What is Spaghettieis?
Eis means ice cream in German and Spaghettieis means spaghetti ice cream. That’s right, it’s an ice cream dish that looks like a plate of spaghetti. To make it, you press vanilla ice cream through a ricer or spätzle maker and top it with a quick strawberry sauce and white chocolate “parmesan” shavings.
Want more German recipes? Check out the German section of The Rose Table here.
Be warned: it’s very important to chill your plates and chill the strawberry sauce. You can actually make the strawberry sauce days in advance. The ice cream will melt quickly under the strawberry sauce if the sauce isn’t thoroughly chilled.

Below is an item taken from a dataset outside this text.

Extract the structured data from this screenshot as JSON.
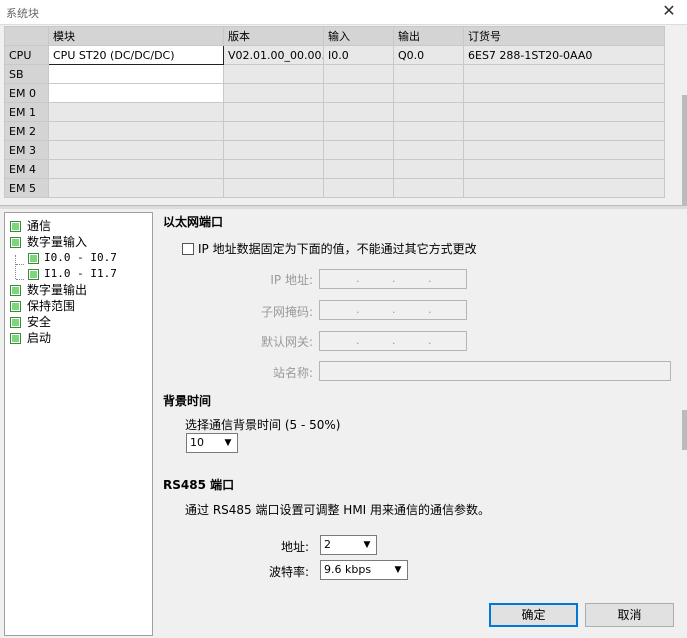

It’s also imperative to soften the ice cream. If the ice cream is too frozen, it’ll get stuck in the ricer. Work quickly when plating this and be ready for everyone to ooh and ahh at your culinary prowess!
1 cup strawberries
2 Tbsp granulated sugar
1/4 cup heavy cream
1 Tbsp powdered sugar
4-6 scoops vanilla ice cream
White chocolate for grating
Mint sprig for garnish
- Pop plates in the fridge to thoroughly chill.
- Rinse, hull, and quarter strawberries. Sprinkle sugar on top and let stand at room temperature for about thirty minutes. Puree with an immersion blender. Strain if desired, then refrigerate until ready to use.
- Beat creamy, powdered sugar, and a splash of vanilla until soft peaks form. Refrigerate for at least half an hour until ready to use.
- When ready to serve, spoon whipped cream in the center of two plates. Push 2-3 scoops per person through a ricer spätzle maker directly over whipped cream to look like spaghetti. Top with strawberry sauce. Grate white chocolate “parmesan” on top and garnish with a mint sprig.
“Und wenn sie nicht gestorben sind, dann leben sie noch heute.”